Building products giant Boral has agreed to sell its half of the key USG Boral joint venture for $1.43 billion as it fights to regain credibility following its underperforming venture into the US market.
The company will book a pre-tax profit of $540 million on the sale.
Boral is also looking at ways to offload its North American building products businesses, Headwaters which it paid $3.5 billion for in 2016.
That deal cost chief executive Mike Kane his job with new CEO and Managing Director Zlatko Todorcevski wasting no time in restructuring the business, accepting a high offer for USG which reduces debt and pressures on the company to swiftly exit Headwaters.
USG Boral is the company’s venture with Germany-based Gebr Knauf KG, which includes the important plasterboard businesses in Australia, New Zealand, Asia and the Middle East.

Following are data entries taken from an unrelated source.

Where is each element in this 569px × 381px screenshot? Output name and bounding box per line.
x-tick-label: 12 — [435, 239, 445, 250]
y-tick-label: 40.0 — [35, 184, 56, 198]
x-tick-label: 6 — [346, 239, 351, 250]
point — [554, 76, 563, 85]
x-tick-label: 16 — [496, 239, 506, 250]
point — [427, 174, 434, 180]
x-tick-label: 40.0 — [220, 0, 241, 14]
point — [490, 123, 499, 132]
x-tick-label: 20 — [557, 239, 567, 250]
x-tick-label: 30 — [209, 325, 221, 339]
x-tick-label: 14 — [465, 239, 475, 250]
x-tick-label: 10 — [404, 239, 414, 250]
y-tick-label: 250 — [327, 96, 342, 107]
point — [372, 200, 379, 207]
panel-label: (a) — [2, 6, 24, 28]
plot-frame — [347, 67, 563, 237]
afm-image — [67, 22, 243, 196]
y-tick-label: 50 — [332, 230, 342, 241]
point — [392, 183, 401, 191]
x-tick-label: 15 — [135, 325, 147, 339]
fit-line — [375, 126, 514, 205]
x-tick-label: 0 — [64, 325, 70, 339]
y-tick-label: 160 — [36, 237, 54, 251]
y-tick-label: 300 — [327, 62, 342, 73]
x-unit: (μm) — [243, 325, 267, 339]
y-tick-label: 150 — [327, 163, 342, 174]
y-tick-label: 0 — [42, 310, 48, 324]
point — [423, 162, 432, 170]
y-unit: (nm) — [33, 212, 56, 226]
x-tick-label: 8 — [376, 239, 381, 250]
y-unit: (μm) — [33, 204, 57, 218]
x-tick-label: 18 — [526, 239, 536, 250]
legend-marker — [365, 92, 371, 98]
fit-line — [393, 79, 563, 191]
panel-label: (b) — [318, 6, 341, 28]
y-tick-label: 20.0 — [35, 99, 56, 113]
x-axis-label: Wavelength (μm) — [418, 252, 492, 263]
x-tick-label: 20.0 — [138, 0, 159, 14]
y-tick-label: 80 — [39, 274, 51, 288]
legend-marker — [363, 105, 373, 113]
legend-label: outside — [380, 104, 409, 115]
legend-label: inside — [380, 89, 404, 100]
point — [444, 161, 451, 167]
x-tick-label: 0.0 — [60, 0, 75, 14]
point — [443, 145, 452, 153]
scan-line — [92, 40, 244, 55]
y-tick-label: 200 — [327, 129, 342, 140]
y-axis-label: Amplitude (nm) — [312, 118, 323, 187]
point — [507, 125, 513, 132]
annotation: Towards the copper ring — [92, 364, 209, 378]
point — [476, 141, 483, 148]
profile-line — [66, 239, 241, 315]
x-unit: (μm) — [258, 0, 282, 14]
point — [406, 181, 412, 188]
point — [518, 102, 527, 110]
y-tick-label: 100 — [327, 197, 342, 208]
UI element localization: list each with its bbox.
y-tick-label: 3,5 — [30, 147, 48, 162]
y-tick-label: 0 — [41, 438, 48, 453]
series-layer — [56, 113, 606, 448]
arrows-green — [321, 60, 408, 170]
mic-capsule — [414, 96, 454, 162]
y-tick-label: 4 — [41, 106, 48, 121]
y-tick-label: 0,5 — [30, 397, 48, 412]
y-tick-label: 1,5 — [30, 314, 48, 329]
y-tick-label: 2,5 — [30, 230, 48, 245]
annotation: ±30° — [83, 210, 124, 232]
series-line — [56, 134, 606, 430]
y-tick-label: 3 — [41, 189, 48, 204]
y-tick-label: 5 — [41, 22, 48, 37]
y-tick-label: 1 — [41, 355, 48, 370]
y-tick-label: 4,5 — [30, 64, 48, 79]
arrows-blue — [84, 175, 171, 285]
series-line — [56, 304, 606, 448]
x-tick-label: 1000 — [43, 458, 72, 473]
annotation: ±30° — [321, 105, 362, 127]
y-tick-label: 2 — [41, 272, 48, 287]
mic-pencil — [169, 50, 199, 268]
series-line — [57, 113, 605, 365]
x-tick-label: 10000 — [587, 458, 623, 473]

Those businesses have faced market headwinds with the impact of the Covid-19 pandemic on construction.
Todorcevski said: “The sale of Boral’s interest in USG Boral to Knauf will be a step to simplifying Boral’s geographic footprint and product portfolio.
“We recognise that it makes sense for Knauf, being the world’s largest plasterboard player, to have 100 per cent ownership of the business.”
So Boral gives up its own ideas of globalisation and shrinks its geographic footprint to concentrate on local markets.
The company’s review its businesses concludes: “The portfolio review has confirmed that the integrated construction materials business in Borst has strong underpinnings with outstanding assets and positions.
“Plans are progressing to strengthen Boral Australia so that it is more customer focused, nimble and cost-efficient.”
Boral chairman, Kathryn Fagg is also retiring in the coming months.